A jury in Nebraska on Wednesday found a Wyoming man guilty of making threats against President Donald Trump last year while driving through the state headed for Washington, D.C.
Timothy Cessor’s trial had started Monday in U.S. District Court in Omaha.
The jury deliberated for about two hours Wednesday before returning with the verdict finding Cessor guilty, according to court records.
He could get up to five years in federal prison at his sentencing in October.
In an affidavit to charge Cessor, a special agent with the U.S. Secret Service said on Feb. 4, 2019, Cessor was driving from Cheyenne, Wyoming, to Washington on Interstate 80 when he stopped to call his parents.

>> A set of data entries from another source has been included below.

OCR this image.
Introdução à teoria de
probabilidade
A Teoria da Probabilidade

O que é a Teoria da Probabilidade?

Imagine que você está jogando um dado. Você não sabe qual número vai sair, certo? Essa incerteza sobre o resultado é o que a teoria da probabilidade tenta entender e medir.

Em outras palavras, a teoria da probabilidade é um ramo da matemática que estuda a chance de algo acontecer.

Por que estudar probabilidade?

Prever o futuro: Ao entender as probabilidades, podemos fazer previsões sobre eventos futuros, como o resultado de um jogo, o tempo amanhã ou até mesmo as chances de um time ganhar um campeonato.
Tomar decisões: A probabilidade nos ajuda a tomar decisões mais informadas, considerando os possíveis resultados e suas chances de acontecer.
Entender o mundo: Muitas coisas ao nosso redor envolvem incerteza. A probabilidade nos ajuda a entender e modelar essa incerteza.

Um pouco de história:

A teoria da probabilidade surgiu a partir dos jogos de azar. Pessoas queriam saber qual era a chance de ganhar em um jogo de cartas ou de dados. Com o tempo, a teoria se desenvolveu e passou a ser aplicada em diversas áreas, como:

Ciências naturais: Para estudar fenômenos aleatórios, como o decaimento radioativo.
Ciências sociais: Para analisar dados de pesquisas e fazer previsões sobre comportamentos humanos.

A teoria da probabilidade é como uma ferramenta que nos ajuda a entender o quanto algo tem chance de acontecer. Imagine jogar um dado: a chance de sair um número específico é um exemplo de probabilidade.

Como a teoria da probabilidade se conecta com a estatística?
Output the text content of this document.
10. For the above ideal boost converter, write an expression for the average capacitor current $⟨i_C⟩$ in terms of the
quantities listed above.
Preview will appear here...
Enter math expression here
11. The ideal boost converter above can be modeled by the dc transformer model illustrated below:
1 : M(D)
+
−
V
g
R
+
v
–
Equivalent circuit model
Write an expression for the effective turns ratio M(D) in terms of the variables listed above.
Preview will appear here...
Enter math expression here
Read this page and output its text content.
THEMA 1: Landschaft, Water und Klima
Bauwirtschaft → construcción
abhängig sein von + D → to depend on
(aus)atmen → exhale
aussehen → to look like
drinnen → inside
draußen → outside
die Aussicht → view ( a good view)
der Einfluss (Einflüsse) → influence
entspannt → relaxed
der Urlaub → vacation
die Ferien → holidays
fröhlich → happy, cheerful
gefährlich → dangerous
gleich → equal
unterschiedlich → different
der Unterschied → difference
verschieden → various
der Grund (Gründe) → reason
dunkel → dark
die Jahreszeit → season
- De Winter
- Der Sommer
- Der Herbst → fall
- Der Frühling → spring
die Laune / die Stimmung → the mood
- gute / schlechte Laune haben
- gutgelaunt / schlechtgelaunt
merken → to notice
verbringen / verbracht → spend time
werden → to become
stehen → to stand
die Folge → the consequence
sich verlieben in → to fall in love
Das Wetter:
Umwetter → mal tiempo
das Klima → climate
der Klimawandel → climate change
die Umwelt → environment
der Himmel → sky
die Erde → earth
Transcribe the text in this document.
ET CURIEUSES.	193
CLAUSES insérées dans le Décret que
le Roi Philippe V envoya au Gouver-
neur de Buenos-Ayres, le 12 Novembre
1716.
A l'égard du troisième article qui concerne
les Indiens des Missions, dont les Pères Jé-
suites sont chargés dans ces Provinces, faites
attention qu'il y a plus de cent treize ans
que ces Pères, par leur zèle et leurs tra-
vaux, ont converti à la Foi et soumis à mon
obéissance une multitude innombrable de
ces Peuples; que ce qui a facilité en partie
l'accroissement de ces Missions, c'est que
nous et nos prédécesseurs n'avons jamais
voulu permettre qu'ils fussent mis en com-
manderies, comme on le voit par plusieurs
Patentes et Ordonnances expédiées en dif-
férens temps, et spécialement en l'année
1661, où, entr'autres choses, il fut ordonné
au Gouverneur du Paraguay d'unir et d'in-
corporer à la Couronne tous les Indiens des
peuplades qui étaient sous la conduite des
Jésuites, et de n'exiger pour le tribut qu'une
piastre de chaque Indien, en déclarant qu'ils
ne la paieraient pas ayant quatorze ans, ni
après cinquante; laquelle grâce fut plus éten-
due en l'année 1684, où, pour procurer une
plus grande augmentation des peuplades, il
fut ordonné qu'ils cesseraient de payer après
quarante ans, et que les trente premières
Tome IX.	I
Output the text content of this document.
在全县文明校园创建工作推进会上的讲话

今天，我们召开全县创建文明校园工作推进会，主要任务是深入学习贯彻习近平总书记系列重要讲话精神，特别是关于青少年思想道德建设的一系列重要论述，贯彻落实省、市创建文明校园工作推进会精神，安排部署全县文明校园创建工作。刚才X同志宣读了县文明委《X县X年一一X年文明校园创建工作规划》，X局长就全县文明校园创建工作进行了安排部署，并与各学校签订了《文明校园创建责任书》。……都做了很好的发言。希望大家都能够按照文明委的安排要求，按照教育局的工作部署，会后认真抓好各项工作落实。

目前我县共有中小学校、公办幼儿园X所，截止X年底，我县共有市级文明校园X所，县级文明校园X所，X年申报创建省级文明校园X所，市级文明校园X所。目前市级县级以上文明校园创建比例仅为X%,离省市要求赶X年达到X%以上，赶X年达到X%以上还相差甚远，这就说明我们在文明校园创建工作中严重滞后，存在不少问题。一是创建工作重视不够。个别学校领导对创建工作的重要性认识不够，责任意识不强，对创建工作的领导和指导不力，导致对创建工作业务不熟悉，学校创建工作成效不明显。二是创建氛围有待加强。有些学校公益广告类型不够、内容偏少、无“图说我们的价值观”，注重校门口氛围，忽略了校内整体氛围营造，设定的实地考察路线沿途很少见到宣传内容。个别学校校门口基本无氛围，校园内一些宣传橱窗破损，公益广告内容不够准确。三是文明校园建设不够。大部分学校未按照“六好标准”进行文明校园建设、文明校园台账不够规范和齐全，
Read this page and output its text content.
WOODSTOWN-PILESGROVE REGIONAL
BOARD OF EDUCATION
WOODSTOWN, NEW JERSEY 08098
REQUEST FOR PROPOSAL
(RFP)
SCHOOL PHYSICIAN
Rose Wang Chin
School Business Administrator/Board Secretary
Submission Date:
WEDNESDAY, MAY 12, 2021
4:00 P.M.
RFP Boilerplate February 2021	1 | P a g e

He told them he had a gun and was going to “take care of Trump” and all members of Congress who support him, according to a court filing. But Cessor’s parents persuaded him to drive back to Cheyenne, where his father secured the gun and Cessor agreed to go to a hospital.
The agent learned about the threat after a worker at the Cheyenne Regional Medical Center reported a patient on psychiatric hold had made threats to kill Trump. Cessor was detained there out of concerns he might harm himself or others, according to court records.
Investigators later learned he had taken a Smith & Wesson .40-caliber pistol along with two 13-round magazines but had no coherent plan, the agent said.
Cessor told medical personnel he was unhappy with the government shutdown “and believed that he had a responsibility to protect the country from the President.”